« Gold Star Mothers » de Catherine Grive et Frédéric Bernard
Le voyage des veuves américaines sur les tombes de leurs proches tués en France lors de la Grande Guerre.
Par Pascal Ory
Art majeur, la bande dessinée peut désormais tutoyer la littérature, sous toutes ses formes. Gold Star Mothers pourrait être un joli roman « féminin », sensible et délicatement tragique, qui effleure la tristesse absolue sans trop appuyer, esquisse des portraits de femmes et parle du deuil sur un air de charleston. Mais non, c’est une bande dessinée, avec de simples images un peu fragiles de Fred Bernard, et c’est très bien comme ça.

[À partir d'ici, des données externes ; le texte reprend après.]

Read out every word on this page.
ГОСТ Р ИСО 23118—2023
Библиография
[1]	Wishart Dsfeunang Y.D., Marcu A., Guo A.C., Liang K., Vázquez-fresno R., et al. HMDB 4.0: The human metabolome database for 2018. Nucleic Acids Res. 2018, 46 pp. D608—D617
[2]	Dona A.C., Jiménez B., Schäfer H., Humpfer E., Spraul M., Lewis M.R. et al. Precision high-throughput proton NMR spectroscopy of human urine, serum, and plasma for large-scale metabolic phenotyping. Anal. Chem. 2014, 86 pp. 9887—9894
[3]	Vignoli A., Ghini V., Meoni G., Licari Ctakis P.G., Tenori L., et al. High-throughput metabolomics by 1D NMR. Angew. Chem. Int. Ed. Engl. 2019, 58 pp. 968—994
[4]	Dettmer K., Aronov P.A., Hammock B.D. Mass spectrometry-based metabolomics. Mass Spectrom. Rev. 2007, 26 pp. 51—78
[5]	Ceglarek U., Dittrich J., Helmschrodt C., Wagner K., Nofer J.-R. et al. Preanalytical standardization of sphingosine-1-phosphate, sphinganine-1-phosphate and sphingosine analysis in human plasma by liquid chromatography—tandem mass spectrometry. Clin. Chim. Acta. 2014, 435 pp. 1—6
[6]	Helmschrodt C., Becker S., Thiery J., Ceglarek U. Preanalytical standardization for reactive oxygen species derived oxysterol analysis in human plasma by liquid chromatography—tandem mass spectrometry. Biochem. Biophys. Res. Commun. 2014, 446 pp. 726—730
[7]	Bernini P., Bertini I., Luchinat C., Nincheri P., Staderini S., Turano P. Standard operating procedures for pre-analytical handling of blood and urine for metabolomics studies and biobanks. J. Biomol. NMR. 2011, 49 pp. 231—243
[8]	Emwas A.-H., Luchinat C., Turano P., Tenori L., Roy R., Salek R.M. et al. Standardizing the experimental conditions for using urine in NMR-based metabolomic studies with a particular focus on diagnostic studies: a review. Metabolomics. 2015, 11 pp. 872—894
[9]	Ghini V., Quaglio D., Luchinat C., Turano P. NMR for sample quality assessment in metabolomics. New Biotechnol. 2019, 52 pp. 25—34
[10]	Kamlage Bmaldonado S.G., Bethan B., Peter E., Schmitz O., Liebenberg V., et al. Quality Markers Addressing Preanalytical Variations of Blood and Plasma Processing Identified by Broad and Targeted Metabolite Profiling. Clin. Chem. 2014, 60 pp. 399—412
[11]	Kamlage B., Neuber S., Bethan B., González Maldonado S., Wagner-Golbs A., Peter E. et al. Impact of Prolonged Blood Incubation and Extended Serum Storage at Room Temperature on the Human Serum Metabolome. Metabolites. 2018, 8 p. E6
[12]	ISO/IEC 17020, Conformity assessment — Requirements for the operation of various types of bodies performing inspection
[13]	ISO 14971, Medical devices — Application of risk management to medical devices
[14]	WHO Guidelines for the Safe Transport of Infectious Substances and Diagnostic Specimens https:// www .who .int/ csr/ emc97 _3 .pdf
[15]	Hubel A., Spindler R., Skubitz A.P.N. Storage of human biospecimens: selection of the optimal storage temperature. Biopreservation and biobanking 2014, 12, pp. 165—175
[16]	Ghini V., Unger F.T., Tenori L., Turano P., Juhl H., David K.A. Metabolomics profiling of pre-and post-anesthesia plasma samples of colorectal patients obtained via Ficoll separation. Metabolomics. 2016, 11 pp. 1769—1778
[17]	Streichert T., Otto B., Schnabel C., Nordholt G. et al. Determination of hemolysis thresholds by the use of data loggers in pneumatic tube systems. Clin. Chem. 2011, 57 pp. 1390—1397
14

Le récit se déroule sur quinze jours du mois de mai 1930. Mais ces « Gold Star Mothers », qui tirent leur nom de la médaille dorée au ruban tricolore qu’elles vont porter pendant ces jours-là, sont tout entières tournées vers la Grande Guerre. Ce sont des mères, des épouses (non remariées), parfois des soeurs de soldats américains morts entre 1914 et 1918 en terre française et restés enterrés là-bas, loin du Texas ou du Montana. Oui, 1914 et non pas 1917 car pendant les trois premières années du conflit nombreux auront été les Américains qui se sont volontairement engagés dans l’armée française.
Le chagrin en héritage
Auteur d’un Guide des cimetières militaires en France, Catherine Grive est aujourd’hui l’une des rares à connaître cet épisode où le Congrès des États-unis vota – juste avant la Dépression – un crédit destiné à permettre à ces femmes veuves de leur fils, de leur frère, de leur époux de venir au moins une fois se recueillir sur leur tombe.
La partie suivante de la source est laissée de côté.